Parce qu'elle était unanimiste, parce que ses thèmes étaient hautement émotionnels, la marche blanche ne pouvait être qu'un succès. Comment ne pas âtre d'accord avec un mot d'ordre aussi évident que «Pour nos enfants » ?

Comment ne pas souscrire à une demande de protection des plus faibles, à une demande de plus de justice, à une exigence de bon fonctionnement des institutions démocratiques? Comment ne pas applaudir à un mouvement qui revendique le calme, la non violence? Comment ne pas adhérer au «langage de la vérité» que célébrait ce week-end un sociologue de « U CL »?

 Le problème est que, au lendemain de ce jour blanc, on se retrouve face à la vieille question :

 Et maintenant ?

Le problème des démocraties, ce n'est pas tant leurs objectifs que les outils qu'elles utilisent pour les atteindre, la manière dont elles s’en servent et la capacité des citoyens à coopérer, au quotidien, à la réalisation de ceux-ci.

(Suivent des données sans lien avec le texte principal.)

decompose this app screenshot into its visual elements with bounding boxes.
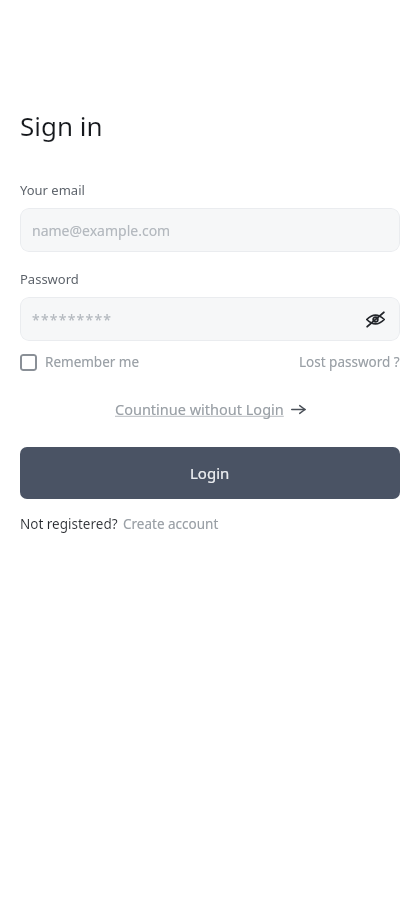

Les outils. II y a dans ce pays un arsenal juridique qui est, quoi qu'on en dise, parmi les plus modernes qui soit. Sans doute est-il très compliqué. On a beaucoup déploré que le bon vieil adage «Nul n'est censé ignorer la loi» soit aujourd'hui tout à fait irréaliste. Mais ne l’a-t-il jamais été? Cette maxime qui sent bon le XIX' siècle ne s'est en fait jamais appliquée et n'était sans doute jamais qu'un instrument d'oppression au service de ceux qui détenaient le pouvoir du savoir. Méfions-nous de ceux qui veulent tout simplifier au nom d'une pseudo proximité avec le citoyen. Rien n'est plus simple que les Dix Commandements. Essayez de faire tourner notre société avec ça. Rien n'est plus compliqué que le calcul électoral en usage en Belgique. On vient pourtant l'étudier de partout; il a à chaque fois permis l'émergence de courants d'opinion, sympathiques ou non, tout en empêchant globalement le blocage du système, même si cela grinça parfois. Sans doute faut-il réformer, encore et toujours. Mais cela ne peut se faire dans l'urgence, ni sous la pression. Voyez, simplement, la complexité du débat sur les peines incompressibles.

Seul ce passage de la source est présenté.